The continuity between lime plaster and cinema may not be evident to most, but to artist Anthony Chase—a filmmaker-turned-craftsman-turned-painter—the process of plaster has undeniably cinematic resonance. The paintings in Chase’s show “Patina” (on view at Hawk + Hive gallery in Andes and at Chase’s Delhi studio August 3 through September 1) offer layers of plaster colored with earth pigments and marble dust, troweled, combed, shaped, smoothed, and polished. The South African-born artist describes these pieces as “unfinished film scripts” that communicate their stories through the medium of texture.

The abstract compositions that make up “Patina” put forth a deceptively simple beauty. In Rendezvous, yellow and white cup-shaped forms overlap each other suggestively; in Nova, black-tinted plaster grounds a planetary disc, burnished to an ebony shine. Underlying the seeming austerity of these pieces, however, is the sensibility of an artist with a lifelong fascination with spaces and the stories they tell. After growing up in Cape Town, Chase traveled widely, moving to New York City in 1983. Along the way, he developed an affinity for old walls, from the adobe walls of Swaziland to city walls in Vietnam to lime plaster walls in Umbria. The witness borne by these walls—the way the passage of time is visible on their surfaces—stayed with the artist.
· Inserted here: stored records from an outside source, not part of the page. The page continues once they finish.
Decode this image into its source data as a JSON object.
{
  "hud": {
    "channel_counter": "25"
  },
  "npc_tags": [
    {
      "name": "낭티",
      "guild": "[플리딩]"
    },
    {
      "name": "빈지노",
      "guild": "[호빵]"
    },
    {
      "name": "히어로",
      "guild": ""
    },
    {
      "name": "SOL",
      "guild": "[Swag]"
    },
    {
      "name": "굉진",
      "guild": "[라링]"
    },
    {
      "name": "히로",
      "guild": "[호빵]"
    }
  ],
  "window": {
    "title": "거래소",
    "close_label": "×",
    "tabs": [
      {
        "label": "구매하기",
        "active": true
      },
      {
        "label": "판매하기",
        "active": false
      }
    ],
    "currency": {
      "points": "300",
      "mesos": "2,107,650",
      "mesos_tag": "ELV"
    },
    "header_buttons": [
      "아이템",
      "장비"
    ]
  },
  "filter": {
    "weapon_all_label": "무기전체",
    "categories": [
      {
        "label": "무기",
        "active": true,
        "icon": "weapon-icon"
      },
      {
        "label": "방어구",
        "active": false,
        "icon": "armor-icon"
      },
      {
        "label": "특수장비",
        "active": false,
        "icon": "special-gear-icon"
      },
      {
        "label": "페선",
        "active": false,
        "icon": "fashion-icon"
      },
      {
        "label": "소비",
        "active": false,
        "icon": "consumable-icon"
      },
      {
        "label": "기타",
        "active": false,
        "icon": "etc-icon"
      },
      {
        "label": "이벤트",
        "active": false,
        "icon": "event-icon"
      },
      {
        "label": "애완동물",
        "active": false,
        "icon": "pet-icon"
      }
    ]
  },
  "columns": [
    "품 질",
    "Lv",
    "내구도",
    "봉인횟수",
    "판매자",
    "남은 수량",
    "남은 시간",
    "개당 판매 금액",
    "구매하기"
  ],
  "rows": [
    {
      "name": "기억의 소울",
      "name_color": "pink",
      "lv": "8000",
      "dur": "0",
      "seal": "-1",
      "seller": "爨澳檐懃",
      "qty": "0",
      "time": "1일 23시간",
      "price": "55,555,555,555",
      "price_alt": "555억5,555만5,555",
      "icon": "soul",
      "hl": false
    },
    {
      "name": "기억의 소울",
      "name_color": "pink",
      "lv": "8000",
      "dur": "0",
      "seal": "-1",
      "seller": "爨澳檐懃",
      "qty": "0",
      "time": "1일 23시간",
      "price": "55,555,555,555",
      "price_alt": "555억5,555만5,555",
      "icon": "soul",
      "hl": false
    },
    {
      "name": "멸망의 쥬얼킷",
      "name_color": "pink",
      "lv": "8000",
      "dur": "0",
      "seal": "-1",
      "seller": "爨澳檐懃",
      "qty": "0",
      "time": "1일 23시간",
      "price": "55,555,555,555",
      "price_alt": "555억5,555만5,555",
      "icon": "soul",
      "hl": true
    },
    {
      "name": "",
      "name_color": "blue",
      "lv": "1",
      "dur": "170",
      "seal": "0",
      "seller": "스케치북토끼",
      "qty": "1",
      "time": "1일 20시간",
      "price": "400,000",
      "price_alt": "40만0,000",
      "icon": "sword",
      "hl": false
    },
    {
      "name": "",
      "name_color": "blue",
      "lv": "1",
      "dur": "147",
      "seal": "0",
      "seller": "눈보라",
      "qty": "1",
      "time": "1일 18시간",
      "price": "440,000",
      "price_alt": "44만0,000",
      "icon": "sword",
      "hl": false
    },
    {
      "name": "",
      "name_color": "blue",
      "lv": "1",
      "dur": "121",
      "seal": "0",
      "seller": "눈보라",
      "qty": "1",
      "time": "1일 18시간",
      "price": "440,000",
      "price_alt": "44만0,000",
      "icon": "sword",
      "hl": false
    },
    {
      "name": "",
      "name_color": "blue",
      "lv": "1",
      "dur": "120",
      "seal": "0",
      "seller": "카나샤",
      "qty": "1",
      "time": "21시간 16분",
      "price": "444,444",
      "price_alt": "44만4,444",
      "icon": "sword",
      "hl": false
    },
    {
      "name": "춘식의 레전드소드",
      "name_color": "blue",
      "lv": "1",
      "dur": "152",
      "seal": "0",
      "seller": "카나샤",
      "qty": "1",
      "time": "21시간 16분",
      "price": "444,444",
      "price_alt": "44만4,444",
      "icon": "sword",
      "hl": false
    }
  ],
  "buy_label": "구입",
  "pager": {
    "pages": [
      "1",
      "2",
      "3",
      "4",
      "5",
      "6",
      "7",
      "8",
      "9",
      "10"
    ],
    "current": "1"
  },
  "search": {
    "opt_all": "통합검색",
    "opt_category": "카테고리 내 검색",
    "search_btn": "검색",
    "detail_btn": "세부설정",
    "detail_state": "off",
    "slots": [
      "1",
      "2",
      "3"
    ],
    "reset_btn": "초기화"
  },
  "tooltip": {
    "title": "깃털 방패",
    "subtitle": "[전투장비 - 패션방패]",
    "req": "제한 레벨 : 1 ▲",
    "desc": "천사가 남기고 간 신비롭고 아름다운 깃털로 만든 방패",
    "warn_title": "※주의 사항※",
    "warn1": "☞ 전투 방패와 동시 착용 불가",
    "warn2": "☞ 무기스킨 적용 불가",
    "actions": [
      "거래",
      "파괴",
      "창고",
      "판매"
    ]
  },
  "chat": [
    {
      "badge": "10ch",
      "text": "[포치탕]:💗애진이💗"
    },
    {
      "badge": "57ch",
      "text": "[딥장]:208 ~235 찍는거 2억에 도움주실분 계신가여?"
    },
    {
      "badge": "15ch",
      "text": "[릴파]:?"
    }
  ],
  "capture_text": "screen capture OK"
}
"Patina": Works by Anthony Chase at Hawk + Hive in Andes
Sienna, Anthony Chase, pigmented breccia plaster, lichen, and marble dust on board, 48"x36"

As an aspiring filmmaker in New York in the 1980s, Chase became immersed in the worlds of downtown performance, installation, and conceptual art. He began doing decorative interior painting and Venetian plastering as a livelihood. Over time, he transferred his passion for the plaster process from interior walls to the imaginative space of painting. He moved full-time to Delhi in 2019 with his wife, Nini Ordoubadi, setting up a studio in the cavernous space of his nineteenth-century barn.

"Patina": Works by Anthony Chase at Hawk + Hive in Andes
Oracle, Anthony Chase, pigmented Italian plasters and marble chips on board, 46"x36"

The works in “Patina” make for a stunning culmination of these narrative arcs, using an archaeological instinct to invite viewers into the history of a surface. Chase deploys a vocabulary of textures, juxtaposing the luminous beside the gritty, as well as a recurring set of spatialized forms, like the horse harness shape that appears in Oracle and Harbored, or the silhouettes of planets and crescents that emerge from monochrome grounds. Viewers will be reminded of the lush minimalism of Robert Ryman and Yun Hyong-Kuen. I myself was brought back to Anselm Kiefer’s palettes and Ad Reinhart’s contemplative planes.

"Patina": Works by Anthony Chase at Hawk + Hive in Andes
Harbored, Anthony Chase, pigmented breccia on board, 36"x24"

There are several pieces in “Patina” that suggest landscape—Hanoi Cistern, Siena, and Madiba—invitations to vessel edges or windows set within a wall-like expanse. Some pieces contain collaged bits of lichen taken from the woods near the artist’s home. To spend time with these paintings is to meditate on the stories revealed by palimpsests: the history behind the layer that’s on the surface, and the one under that, and so on. The attention to material that Chase conveys in his work is indeed cinematic—searching—and at times even poetic. The love of spaces is translated into a love of plaster (which, as Chase points out, looks 30 percent darker wet than dry), and then translated to an attentive body of work that teaches lookers how to view the spaces of the world.

An opening reception for "Patina" will be held on Saturday, August 3, from 2-6pm at Hawk + Hive, 61 Main Street in Andes. Chase will host an open studio party on Saturday, August 17, from 5:30-9:30pm at 7697 Elk Creek Road in Delhi.